UV–vis spectra were recorded on a Genesis 10 Thermo Spectronic spectrophotometer in NMP.

FT-IR spectra were recorded over Thermo Nicolet 6700 Spectrophotometer in KBr.

XRD spectra was recorded at 25 °C over a Rigaku Geiger flex diffractometer using Cu-Kα radiation (λ = 0.154056 nm). The XRD data were measured at room temperature over scattering angle 5°–90° at step of 0.019° using CuK radiation with graphite monochromator.

AFM images of the samples were recorded over borosilicate glass substrate using INTEGRA Prima atomic force microscope under tapping mode through ultra sharp Si cantilevers (force constant 48 N m⁻¹).

TG-DTA-DTG was performed with an EXSTAR TG/DTA 6300 system from room temperature to 800 °C in air at a scan rate of 10 °C min⁻¹ in presence of alumina as reference.

The CV experiments were conducted over IVIUM Potentiostat-Galvanostat using a three electrode electrochemical cell in phosphate buffer (15 ml) comprising DOX (0.01%, w/v).
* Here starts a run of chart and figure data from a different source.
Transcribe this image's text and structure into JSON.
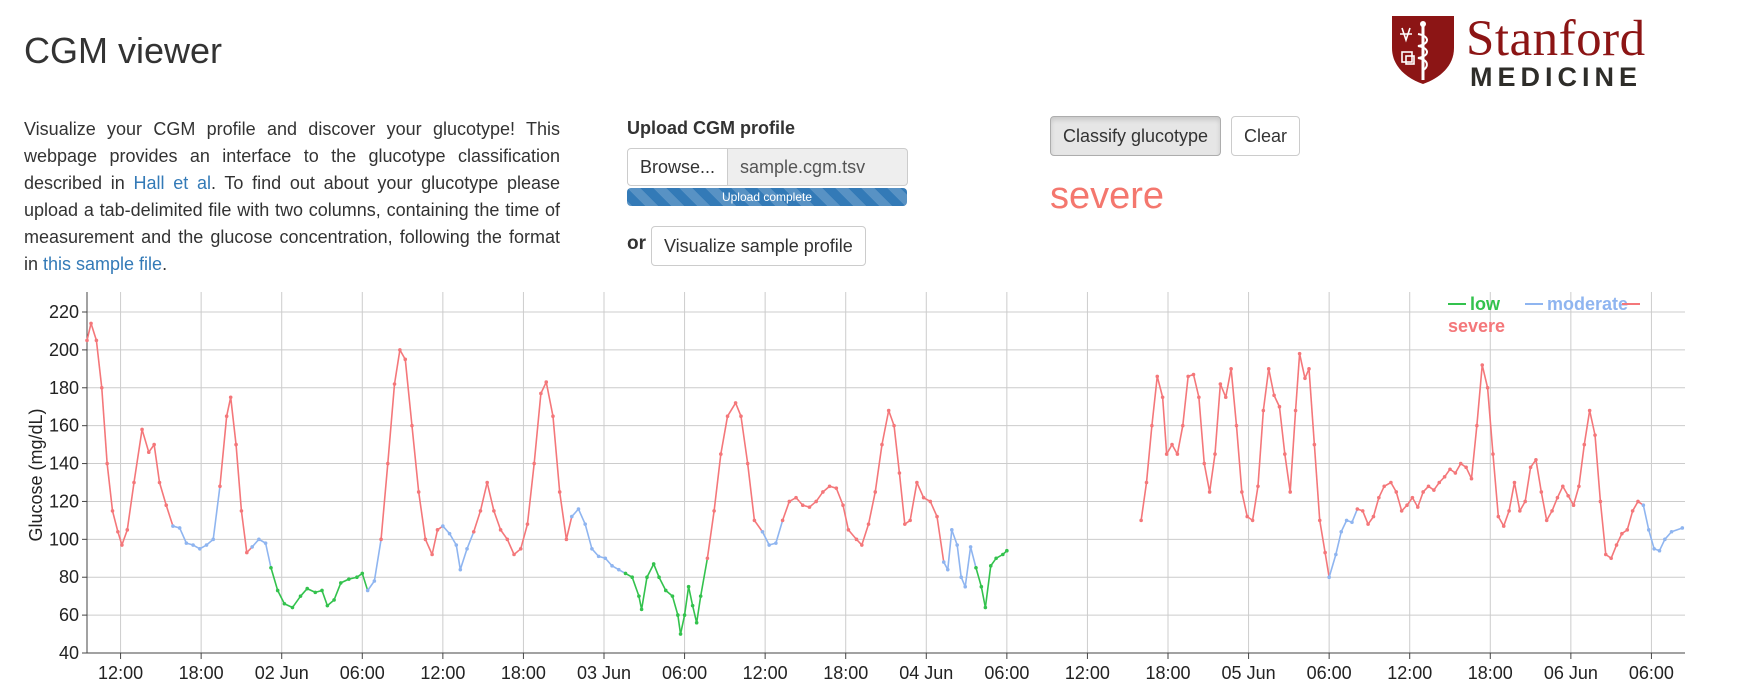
{
  "header": {
    "title": "CGM viewer"
  },
  "logo": {
    "word1": "Stanford",
    "word2": "MEDICINE"
  },
  "intro": {
    "part1": "Visualize your CGM profile and discover your glucotype! This webpage provides an interface to the glucotype classification described in ",
    "link1": "Hall et al",
    "part2": ". To find out about your glucotype please upload a tab-delimited file with two columns, containing the time of measurement and the glucose concentration, following the format in ",
    "link2": "this sample file",
    "part3": "."
  },
  "upload": {
    "label": "Upload CGM profile",
    "browse_label": "Browse...",
    "file_name": "sample.cgm.tsv",
    "progress_text": "Upload complete",
    "progress_fraction": 1.0,
    "or_label": "or",
    "sample_button": "Visualize sample profile"
  },
  "actions": {
    "classify_label": "Classify glucotype",
    "clear_label": "Clear"
  },
  "result": {
    "glucotype": "severe",
    "color": "#f4776e"
  },
  "chart_data": {
    "type": "line",
    "title": "",
    "ylabel": "Glucose (mg/dL)",
    "xlabel": "",
    "ylim": [
      40,
      220
    ],
    "yticks": [
      40,
      60,
      80,
      100,
      120,
      140,
      160,
      180,
      200,
      220
    ],
    "x_unit": "hours since 2019-06-01 00:00",
    "xlim": [
      9.5,
      128.5
    ],
    "xticks": [
      {
        "x": 12,
        "label": "12:00"
      },
      {
        "x": 18,
        "label": "18:00"
      },
      {
        "x": 24,
        "label": "02 Jun"
      },
      {
        "x": 30,
        "label": "06:00"
      },
      {
        "x": 36,
        "label": "12:00"
      },
      {
        "x": 42,
        "label": "18:00"
      },
      {
        "x": 48,
        "label": "03 Jun"
      },
      {
        "x": 54,
        "label": "06:00"
      },
      {
        "x": 60,
        "label": "12:00"
      },
      {
        "x": 66,
        "label": "18:00"
      },
      {
        "x": 72,
        "label": "04 Jun"
      },
      {
        "x": 78,
        "label": "06:00"
      },
      {
        "x": 84,
        "label": "12:00"
      },
      {
        "x": 90,
        "label": "18:00"
      },
      {
        "x": 96,
        "label": "05 Jun"
      },
      {
        "x": 102,
        "label": "06:00"
      },
      {
        "x": 108,
        "label": "12:00"
      },
      {
        "x": 114,
        "label": "18:00"
      },
      {
        "x": 120,
        "label": "06 Jun"
      },
      {
        "x": 126,
        "label": "06:00"
      }
    ],
    "grid": true,
    "legend_placement": "top-right",
    "series": [
      {
        "name": "low",
        "color": "#33c24d"
      },
      {
        "name": "moderate",
        "color": "#8fb5f0"
      },
      {
        "name": "severe",
        "color": "#f4777a"
      }
    ],
    "points": [
      [
        9.5,
        205,
        "s"
      ],
      [
        9.8,
        214,
        "s"
      ],
      [
        10.2,
        205,
        "s"
      ],
      [
        10.6,
        180,
        "s"
      ],
      [
        11.0,
        140,
        "s"
      ],
      [
        11.4,
        115,
        "s"
      ],
      [
        11.8,
        104,
        "s"
      ],
      [
        12.1,
        97,
        "s"
      ],
      [
        12.5,
        105,
        "s"
      ],
      [
        13.0,
        130,
        "s"
      ],
      [
        13.6,
        158,
        "s"
      ],
      [
        14.1,
        146,
        "s"
      ],
      [
        14.5,
        150,
        "s"
      ],
      [
        14.9,
        130,
        "s"
      ],
      [
        15.4,
        118,
        "s"
      ],
      [
        15.9,
        107,
        "m"
      ],
      [
        16.4,
        106,
        "m"
      ],
      [
        16.9,
        98,
        "m"
      ],
      [
        17.4,
        97,
        "m"
      ],
      [
        17.9,
        95,
        "m"
      ],
      [
        18.4,
        97,
        "m"
      ],
      [
        18.9,
        100,
        "m"
      ],
      [
        19.4,
        128,
        "s"
      ],
      [
        19.9,
        165,
        "s"
      ],
      [
        20.2,
        175,
        "s"
      ],
      [
        20.6,
        150,
        "s"
      ],
      [
        21.0,
        115,
        "s"
      ],
      [
        21.4,
        93,
        "s"
      ],
      [
        21.8,
        96,
        "m"
      ],
      [
        22.3,
        100,
        "m"
      ],
      [
        22.8,
        98,
        "m"
      ],
      [
        23.2,
        85,
        "l"
      ],
      [
        23.7,
        73,
        "l"
      ],
      [
        24.2,
        66,
        "l"
      ],
      [
        24.8,
        64,
        "l"
      ],
      [
        25.4,
        70,
        "l"
      ],
      [
        25.9,
        74,
        "l"
      ],
      [
        26.5,
        72,
        "l"
      ],
      [
        27.0,
        73,
        "l"
      ],
      [
        27.4,
        65,
        "l"
      ],
      [
        27.9,
        68,
        "l"
      ],
      [
        28.4,
        77,
        "l"
      ],
      [
        29.0,
        79,
        "l"
      ],
      [
        29.6,
        80,
        "l"
      ],
      [
        30.0,
        82,
        "l"
      ],
      [
        30.4,
        73,
        "m"
      ],
      [
        30.9,
        78,
        "m"
      ],
      [
        31.4,
        100,
        "s"
      ],
      [
        31.9,
        140,
        "s"
      ],
      [
        32.4,
        182,
        "s"
      ],
      [
        32.8,
        200,
        "s"
      ],
      [
        33.2,
        195,
        "s"
      ],
      [
        33.7,
        160,
        "s"
      ],
      [
        34.2,
        125,
        "s"
      ],
      [
        34.7,
        100,
        "s"
      ],
      [
        35.2,
        92,
        "s"
      ],
      [
        35.6,
        105,
        "s"
      ],
      [
        36.0,
        107,
        "m"
      ],
      [
        36.5,
        103,
        "m"
      ],
      [
        37.0,
        97,
        "m"
      ],
      [
        37.3,
        84,
        "m"
      ],
      [
        37.8,
        95,
        "m"
      ],
      [
        38.3,
        104,
        "s"
      ],
      [
        38.8,
        115,
        "s"
      ],
      [
        39.3,
        130,
        "s"
      ],
      [
        39.8,
        115,
        "s"
      ],
      [
        40.3,
        105,
        "s"
      ],
      [
        40.8,
        100,
        "s"
      ],
      [
        41.3,
        92,
        "s"
      ],
      [
        41.8,
        95,
        "s"
      ],
      [
        42.3,
        108,
        "s"
      ],
      [
        42.8,
        140,
        "s"
      ],
      [
        43.3,
        177,
        "s"
      ],
      [
        43.7,
        183,
        "s"
      ],
      [
        44.2,
        165,
        "s"
      ],
      [
        44.7,
        125,
        "s"
      ],
      [
        45.2,
        100,
        "s"
      ],
      [
        45.6,
        112,
        "m"
      ],
      [
        46.1,
        116,
        "m"
      ],
      [
        46.6,
        108,
        "m"
      ],
      [
        47.1,
        95,
        "m"
      ],
      [
        47.6,
        91,
        "m"
      ],
      [
        48.1,
        90,
        "m"
      ],
      [
        48.6,
        86,
        "m"
      ],
      [
        49.1,
        84,
        "m"
      ],
      [
        49.6,
        82,
        "l"
      ],
      [
        50.1,
        80,
        "l"
      ],
      [
        50.6,
        70,
        "l"
      ],
      [
        50.8,
        63,
        "l"
      ],
      [
        51.2,
        80,
        "l"
      ],
      [
        51.7,
        87,
        "l"
      ],
      [
        52.1,
        80,
        "l"
      ],
      [
        52.6,
        73,
        "l"
      ],
      [
        53.1,
        70,
        "l"
      ],
      [
        53.5,
        60,
        "l"
      ],
      [
        53.7,
        50,
        "l"
      ],
      [
        54.0,
        60,
        "l"
      ],
      [
        54.3,
        75,
        "l"
      ],
      [
        54.6,
        65,
        "l"
      ],
      [
        54.9,
        56,
        "l"
      ],
      [
        55.2,
        70,
        "l"
      ],
      [
        55.7,
        90,
        "s"
      ],
      [
        56.2,
        115,
        "s"
      ],
      [
        56.7,
        145,
        "s"
      ],
      [
        57.2,
        165,
        "s"
      ],
      [
        57.8,
        172,
        "s"
      ],
      [
        58.2,
        165,
        "s"
      ],
      [
        58.7,
        140,
        "s"
      ],
      [
        59.2,
        110,
        "s"
      ],
      [
        59.8,
        104,
        "m"
      ],
      [
        60.3,
        97,
        "m"
      ],
      [
        60.8,
        98,
        "m"
      ],
      [
        61.3,
        110,
        "s"
      ],
      [
        61.8,
        120,
        "s"
      ],
      [
        62.3,
        122,
        "s"
      ],
      [
        62.8,
        118,
        "s"
      ],
      [
        63.3,
        117,
        "s"
      ],
      [
        63.8,
        120,
        "s"
      ],
      [
        64.3,
        125,
        "s"
      ],
      [
        64.8,
        128,
        "s"
      ],
      [
        65.3,
        127,
        "s"
      ],
      [
        65.8,
        118,
        "s"
      ],
      [
        66.2,
        105,
        "s"
      ],
      [
        66.8,
        100,
        "s"
      ],
      [
        67.2,
        97,
        "s"
      ],
      [
        67.7,
        108,
        "s"
      ],
      [
        68.2,
        125,
        "s"
      ],
      [
        68.7,
        150,
        "s"
      ],
      [
        69.2,
        168,
        "s"
      ],
      [
        69.6,
        160,
        "s"
      ],
      [
        70.0,
        135,
        "s"
      ],
      [
        70.4,
        108,
        "s"
      ],
      [
        70.8,
        110,
        "s"
      ],
      [
        71.3,
        130,
        "s"
      ],
      [
        71.8,
        122,
        "s"
      ],
      [
        72.3,
        120,
        "s"
      ],
      [
        72.8,
        112,
        "s"
      ],
      [
        73.3,
        88,
        "m"
      ],
      [
        73.6,
        84,
        "m"
      ],
      [
        73.9,
        105,
        "m"
      ],
      [
        74.3,
        97,
        "m"
      ],
      [
        74.6,
        80,
        "m"
      ],
      [
        74.9,
        75,
        "m"
      ],
      [
        75.3,
        96,
        "m"
      ],
      [
        75.7,
        85,
        "l"
      ],
      [
        76.1,
        75,
        "l"
      ],
      [
        76.4,
        64,
        "l"
      ],
      [
        76.8,
        86,
        "l"
      ],
      [
        77.2,
        90,
        "l"
      ],
      [
        77.7,
        92,
        "l"
      ],
      [
        78.0,
        94,
        "l"
      ],
      [
        88.0,
        110,
        "s"
      ],
      [
        88.4,
        130,
        "s"
      ],
      [
        88.8,
        160,
        "s"
      ],
      [
        89.2,
        186,
        "s"
      ],
      [
        89.6,
        175,
        "s"
      ],
      [
        89.9,
        145,
        "s"
      ],
      [
        90.3,
        150,
        "s"
      ],
      [
        90.7,
        145,
        "s"
      ],
      [
        91.1,
        160,
        "s"
      ],
      [
        91.5,
        186,
        "s"
      ],
      [
        91.9,
        187,
        "s"
      ],
      [
        92.3,
        175,
        "s"
      ],
      [
        92.7,
        140,
        "s"
      ],
      [
        93.1,
        125,
        "s"
      ],
      [
        93.5,
        145,
        "s"
      ],
      [
        93.9,
        182,
        "s"
      ],
      [
        94.3,
        175,
        "s"
      ],
      [
        94.7,
        190,
        "s"
      ],
      [
        95.1,
        160,
        "s"
      ],
      [
        95.5,
        125,
        "s"
      ],
      [
        95.9,
        112,
        "s"
      ],
      [
        96.3,
        110,
        "s"
      ],
      [
        96.7,
        128,
        "s"
      ],
      [
        97.1,
        168,
        "s"
      ],
      [
        97.5,
        190,
        "s"
      ],
      [
        97.9,
        176,
        "s"
      ],
      [
        98.3,
        170,
        "s"
      ],
      [
        98.7,
        145,
        "s"
      ],
      [
        99.1,
        125,
        "s"
      ],
      [
        99.5,
        168,
        "s"
      ],
      [
        99.8,
        198,
        "s"
      ],
      [
        100.2,
        185,
        "s"
      ],
      [
        100.5,
        190,
        "s"
      ],
      [
        100.9,
        150,
        "s"
      ],
      [
        101.3,
        110,
        "s"
      ],
      [
        101.7,
        93,
        "s"
      ],
      [
        102.0,
        80,
        "m"
      ],
      [
        102.5,
        92,
        "m"
      ],
      [
        102.9,
        104,
        "m"
      ],
      [
        103.3,
        110,
        "m"
      ],
      [
        103.7,
        109,
        "m"
      ],
      [
        104.1,
        116,
        "s"
      ],
      [
        104.5,
        115,
        "s"
      ],
      [
        104.9,
        108,
        "s"
      ],
      [
        105.3,
        112,
        "s"
      ],
      [
        105.7,
        122,
        "s"
      ],
      [
        106.1,
        128,
        "s"
      ],
      [
        106.6,
        130,
        "s"
      ],
      [
        107.0,
        125,
        "s"
      ],
      [
        107.4,
        115,
        "s"
      ],
      [
        107.8,
        118,
        "s"
      ],
      [
        108.2,
        122,
        "s"
      ],
      [
        108.6,
        117,
        "s"
      ],
      [
        109.0,
        125,
        "s"
      ],
      [
        109.4,
        128,
        "s"
      ],
      [
        109.8,
        126,
        "s"
      ],
      [
        110.2,
        130,
        "s"
      ],
      [
        110.6,
        133,
        "s"
      ],
      [
        111.0,
        137,
        "s"
      ],
      [
        111.4,
        135,
        "s"
      ],
      [
        111.8,
        140,
        "s"
      ],
      [
        112.2,
        138,
        "s"
      ],
      [
        112.6,
        132,
        "s"
      ],
      [
        113.0,
        160,
        "s"
      ],
      [
        113.4,
        192,
        "s"
      ],
      [
        113.8,
        180,
        "s"
      ],
      [
        114.2,
        145,
        "s"
      ],
      [
        114.6,
        112,
        "s"
      ],
      [
        115.0,
        107,
        "s"
      ],
      [
        115.4,
        115,
        "s"
      ],
      [
        115.8,
        130,
        "s"
      ],
      [
        116.2,
        115,
        "s"
      ],
      [
        116.6,
        120,
        "s"
      ],
      [
        117.0,
        138,
        "s"
      ],
      [
        117.4,
        142,
        "s"
      ],
      [
        117.8,
        125,
        "s"
      ],
      [
        118.2,
        110,
        "s"
      ],
      [
        118.6,
        115,
        "s"
      ],
      [
        119.0,
        122,
        "s"
      ],
      [
        119.4,
        128,
        "s"
      ],
      [
        119.8,
        123,
        "s"
      ],
      [
        120.2,
        118,
        "s"
      ],
      [
        120.6,
        128,
        "s"
      ],
      [
        121.0,
        150,
        "s"
      ],
      [
        121.4,
        168,
        "s"
      ],
      [
        121.8,
        155,
        "s"
      ],
      [
        122.2,
        120,
        "s"
      ],
      [
        122.6,
        92,
        "s"
      ],
      [
        123.0,
        90,
        "s"
      ],
      [
        123.4,
        97,
        "s"
      ],
      [
        123.8,
        103,
        "s"
      ],
      [
        124.2,
        105,
        "s"
      ],
      [
        124.6,
        115,
        "s"
      ],
      [
        125.0,
        120,
        "s"
      ],
      [
        125.4,
        118,
        "m"
      ],
      [
        125.8,
        105,
        "m"
      ],
      [
        126.2,
        95,
        "m"
      ],
      [
        126.6,
        94,
        "m"
      ],
      [
        127.0,
        100,
        "m"
      ],
      [
        127.5,
        104,
        "m"
      ],
      [
        128.3,
        106,
        "m"
      ]
    ]
  }
}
The cell was consisting of Ag/AgCl reference electrode, Pt counter electrode and PNCs modified GCE.

In UV–vis spectra (figure 1) NBT and PAN shows absorption at 261 and 258 nm respectively. PNCs shows absorption at 264 nm, such red shift in the absorption may be assigned to the loss of the unsaturation of the vinyl functionality as a result of polymerization reaction for formation of PNCs.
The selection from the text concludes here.